Gros signes PDF

France et gros signes PDF une partie des sourds de Suisse. La LSF est une langue à part entière et est un des piliers de l’identité Sourde de la culture Sourde.


Dans toutes les langues il y a des gros mots. Dans les langues signées, il y a des gros signes ! Si, en langue française, il existe de nombreux ouvrages sur les gros mots, les injures, les expressions libertines, la langue verte, etc. ; l’équivalent n’existait pas encore en langue des signes française. Voici donc une fâcheuse lacune désormais comblée.

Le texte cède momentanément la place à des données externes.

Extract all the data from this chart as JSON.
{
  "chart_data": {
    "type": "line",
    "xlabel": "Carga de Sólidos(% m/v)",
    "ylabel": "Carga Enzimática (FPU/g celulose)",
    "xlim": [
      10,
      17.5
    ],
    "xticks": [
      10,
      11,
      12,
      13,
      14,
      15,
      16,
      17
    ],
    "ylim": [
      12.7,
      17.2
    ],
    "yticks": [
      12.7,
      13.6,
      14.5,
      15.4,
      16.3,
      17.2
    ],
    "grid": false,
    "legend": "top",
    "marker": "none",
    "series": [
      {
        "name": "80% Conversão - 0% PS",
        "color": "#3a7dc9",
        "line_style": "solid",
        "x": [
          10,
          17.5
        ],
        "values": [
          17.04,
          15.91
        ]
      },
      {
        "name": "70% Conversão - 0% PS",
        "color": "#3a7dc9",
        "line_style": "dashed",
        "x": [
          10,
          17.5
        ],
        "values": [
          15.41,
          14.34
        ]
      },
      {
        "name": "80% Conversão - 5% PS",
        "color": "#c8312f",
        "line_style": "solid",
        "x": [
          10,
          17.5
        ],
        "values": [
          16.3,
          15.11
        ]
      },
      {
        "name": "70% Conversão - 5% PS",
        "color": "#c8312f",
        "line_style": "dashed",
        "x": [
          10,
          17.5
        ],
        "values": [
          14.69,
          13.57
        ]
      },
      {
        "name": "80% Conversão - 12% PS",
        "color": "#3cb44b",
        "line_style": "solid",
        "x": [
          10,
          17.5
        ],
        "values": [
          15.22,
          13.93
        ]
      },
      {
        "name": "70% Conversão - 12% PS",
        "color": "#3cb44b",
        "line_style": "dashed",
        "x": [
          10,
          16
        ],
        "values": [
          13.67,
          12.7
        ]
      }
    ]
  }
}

Evitant les injures classiques trop connues, ce recueil, unique en son genre, propose plus d’une centaine d’injures, insultes, vexations, moqueries ou délations plus rares ou inédites qui témoignent, à leur façon, de la vitalité de la langue des signes. Les amateurs de linguistique y trouveront aussi les étymologies, souvent curieuses et inattendues, de certains gros signes. Etudiants en langue des signes, enseignants spécialisés, parents d’enfant sourd, professionnels de la surdité ou simples curieux d’expressions gestuelles trouveront ici matière à enrichir leur vocabulaire gestuel et éviteront de se faire  » signer  » de tous les noms sans même s’en apercevoir !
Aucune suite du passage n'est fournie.